Objectives: Vitamin K2 (VitK2) is reported to induce not only bone mineralization of human osteoblasts and apoptosis of osteoclasts, but also apoptosis of rheumatoid arthritis (RA) synovial cells, while its clinical effect on disease activity of RA remains unknown.
Methods: 158 female RA patients (mean age 62.5 years) who had not been treated with warfarin, biologics, or teriparatide were enrolled in this study. VitK2 (45 mg/day) was administered in 70 patients with a serum undercarboxylated osteocalcin level of >4.5 ng/ml or with decreased bone mineral density in spite of the treatment with other anti-osteoporosis medications, regardless of RA disease activity. A longitudinal study was conducted in 52 patients who were additionally treated with VitK2 without changing their other medications for three months.

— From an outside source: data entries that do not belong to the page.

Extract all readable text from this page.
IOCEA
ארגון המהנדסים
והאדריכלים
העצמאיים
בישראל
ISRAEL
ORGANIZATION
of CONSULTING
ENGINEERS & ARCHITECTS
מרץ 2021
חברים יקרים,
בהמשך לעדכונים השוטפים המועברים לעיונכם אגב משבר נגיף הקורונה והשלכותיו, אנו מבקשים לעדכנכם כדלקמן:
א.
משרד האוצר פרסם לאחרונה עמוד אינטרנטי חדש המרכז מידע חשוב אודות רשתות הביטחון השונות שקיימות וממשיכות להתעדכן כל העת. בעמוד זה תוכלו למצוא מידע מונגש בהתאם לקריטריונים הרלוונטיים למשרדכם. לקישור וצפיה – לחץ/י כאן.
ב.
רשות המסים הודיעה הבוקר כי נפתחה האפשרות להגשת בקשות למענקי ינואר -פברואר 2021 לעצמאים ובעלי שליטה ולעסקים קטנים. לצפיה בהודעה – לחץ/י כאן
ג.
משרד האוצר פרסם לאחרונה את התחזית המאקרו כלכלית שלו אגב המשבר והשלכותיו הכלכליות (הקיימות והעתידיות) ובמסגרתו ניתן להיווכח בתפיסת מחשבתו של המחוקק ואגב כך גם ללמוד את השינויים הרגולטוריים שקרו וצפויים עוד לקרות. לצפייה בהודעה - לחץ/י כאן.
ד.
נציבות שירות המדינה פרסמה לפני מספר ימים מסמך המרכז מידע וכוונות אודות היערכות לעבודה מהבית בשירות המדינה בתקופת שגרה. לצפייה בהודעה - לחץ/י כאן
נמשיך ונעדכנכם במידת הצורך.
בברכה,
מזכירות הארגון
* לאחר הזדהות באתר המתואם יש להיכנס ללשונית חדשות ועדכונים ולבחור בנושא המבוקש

Results: In the cross-sectional study, as compared to the VitK2-naïve group (n = 88), the VitK2-treated group (n = 70) showed lower serum CRP (1.7 ± 0.2 vs. 0.5 ± 0.1 mg/dl; P < 0.001), MMP-3 (220.4 ± 21.9 vs. 118.0 ± 14.4 ng/ml; P < 0.001), and DAS28-CRP (2.9 ± 0.1 vs. 2.4 ± 0.1; P < 0.05). In the longitudinal study, patients who were additionally treated with VitK2 showed significant decreases in serum CRP (1.1 ± 0.2 to 0.6 ± 0.2 mg/dl; P < 0.001), MMP-3 (160.1 ± 25.6 to 125.0 ± 17.8 ng/ml; P < 0.05), and DAS28-CRP (3.1 ± 0.2 to 2.4 ± 0.1; P < 0.001).
Conclusions: VitK2 may have the potential to improve disease activity besides osteoporosis in RA.